AFAIK, provided that all input elements are identical, we only need to worry about add and mul. Put differently, all integer and most FP cases should be safe to fold. (*)(**).
+1
I hope I am not misinterpreting the discussion, but if “distribution” is the natural thing to do, then it sounds like the current default behavior is already producing an approximation of the original reduction. Just to be precise, this is the original calculation:
SUM_1 = a + ........................... + a
The distributed sum:
SUM_2 = (a + ... + a) + ... + (a + ... + a)
Since FP add is not “distributive”, we can’t assume that SUM_1 == SUM_2. Hence, with distribution, we are already introducing an approximation. To me, this PR simply introduces another approximation. Is this a fair assessment?
-Andrzej
(*) We should still make sure that we don’t create huge vectors.
(**) I couldn’t find what the difference between e.g. minnumf and minimumf is, so might be missing something intricate here. Having said that, I don’t see minnumf in 'arith' Dialect - MLIR
minnumf vs minimumf: the difference is in handling NaNs. minimumf propagates the NaN (if one is NaN result is NaN). minnumf doesn’t: if one input is NaN, it returns the other input.
Also, we already fold arith::AddFOp. So, say you have a machine with 3-input add, you may later want to change a chain of AddFOps doing a + … + a, into (a + a + a) + (a + a + a) + … using your 3-input add function: so by folding, you can’t do that anymore and the results would be different whether it’s constant or not. By same logic, shouldn’t we also remove AddFOp::fold ?
I think that you implicitly assume the following parenthesization: a + (a + (...)), since the only well-defined primitive for fp addition is a binary operator IIUC. My point is that, in the dialect docs as of today, the exact parenthesization is not specified, therefore I consider any of them equally valid and not be an approximation.
You’d have to make sure that the lowering from arith.addf to your 3-input add preserves the semantics of arith.addf. If it does not, it’s not the fold that’s bad, it’s the lowering. An escape hatch to allow such lowering is the fast math flags.
As a guiding principle, I think that for any op with implementation-defined behavior, we can only fold when we are certain that the fold causes no observable difference for any of the valid implementations. Otherwise we have to delegate the folding logic, if any, to those implementations.
I’ll try a different example: say we have an unordered_set dialect with set operations: unordered_set.insert and unordered_set.get_element. The insert operation adds a value to the set and returns a new set with an implementation-defined order, while get_element returns a set element at the given index.
In this scenario, it would be for the lowering to decide how exactly to implement the set: whether to use the hash value order, preserve the insertion order, or something else. At the level of the unordered_set dialect, it would be invalid to add a fold for get_element that checks if the index is 0 and returns the most recently inserted element, assuming it will be found at index 0 because the element order was not specified.
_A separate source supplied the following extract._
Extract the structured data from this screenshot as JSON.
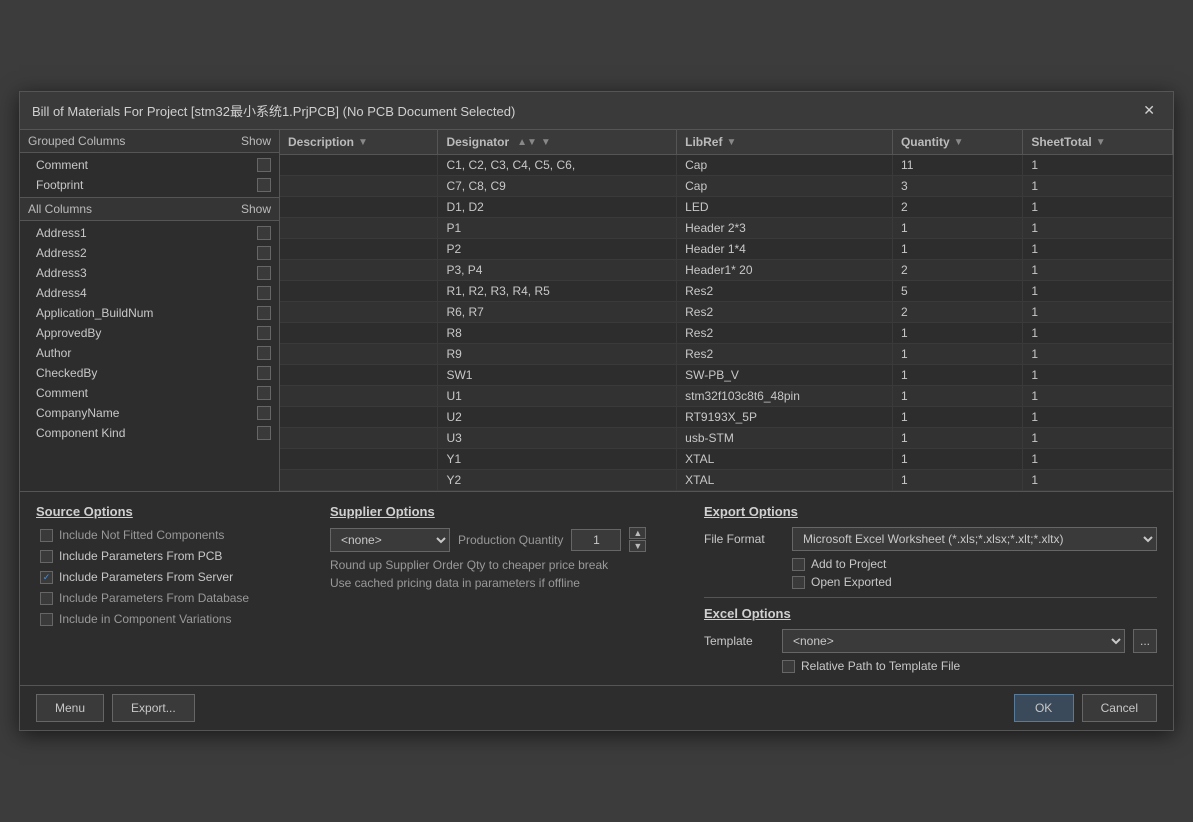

I was wondering how this ambiguity has no precedent in LLVM vector intrinsics. And in fact it seems vector is intended to be close to them:
The doc for reduction op in Vector mentions this ('vector' Dialect - MLIR)
If the intrinsic call has the ‘reassoc’ flag set, then the reduction will not preserve the associativity of an equivalent scalarized counterpart. Otherwise the reduction will be sequential , thus implying that the operation respects the associativity of a scalarized reduction. That is, the reduction begins with the start value and performs an fadd operation with consecutively increasing vector element indices.
llvm.vector.reduce, by default, assumes a sequential order. So if we wish to remain close to the corresponding LLVM intrinsics shouldn’t we just adopt the same? Default to sequential, introduce reassoc as a way to allow non-sequential.
And then even in that case, assume we introduced reassoc to disambiguate. That we have both: sequential, but you can enable reassoc → is it true that in both cases it is allowed to constant fold (sequentially)? Because even reassoc does not mean you can’t do sequential, so for constants, the fold would still be permitted, with or without reassoc? Or the other way say we disambiguate by defaulting to reassoc but permitting an option to enforce sequential → (seq) constant folding would still be permitted in both cases right?
Thanks for bringing this up for discussion! In general, I agree with the points that @kuhar made. For me, the key aspect is to make sure we enable the functionality that @Iman is looking for while keeping the default case conservative.
Adding to or emphasizing what has been mentioned before:
We might have overlooked FP exceptions and signaling. It would be a lot of fun if the folding at compile time led to an FP exception crash, which might be handled differently by the runtime hardware. We need optionality for users who may want to take this risk.
Compilation time should not be underestimated. Performing a multi-GB matmul on a single CPU thread might always be undesirable depending on the target runtime hardware. We need optionality regardless of the folding applicability.
More accuracy is not necessarily better. We should match the accuracy of the selected FP mode/models. Without FP models in place in MLIR, we should be conservative by default (IEEE?). Enforcing a more accurate model after the fact is extremely hard. We could leverage the reassoc FMF but that seems somewhat orthogonal to the fact that the computation would happen at compile time.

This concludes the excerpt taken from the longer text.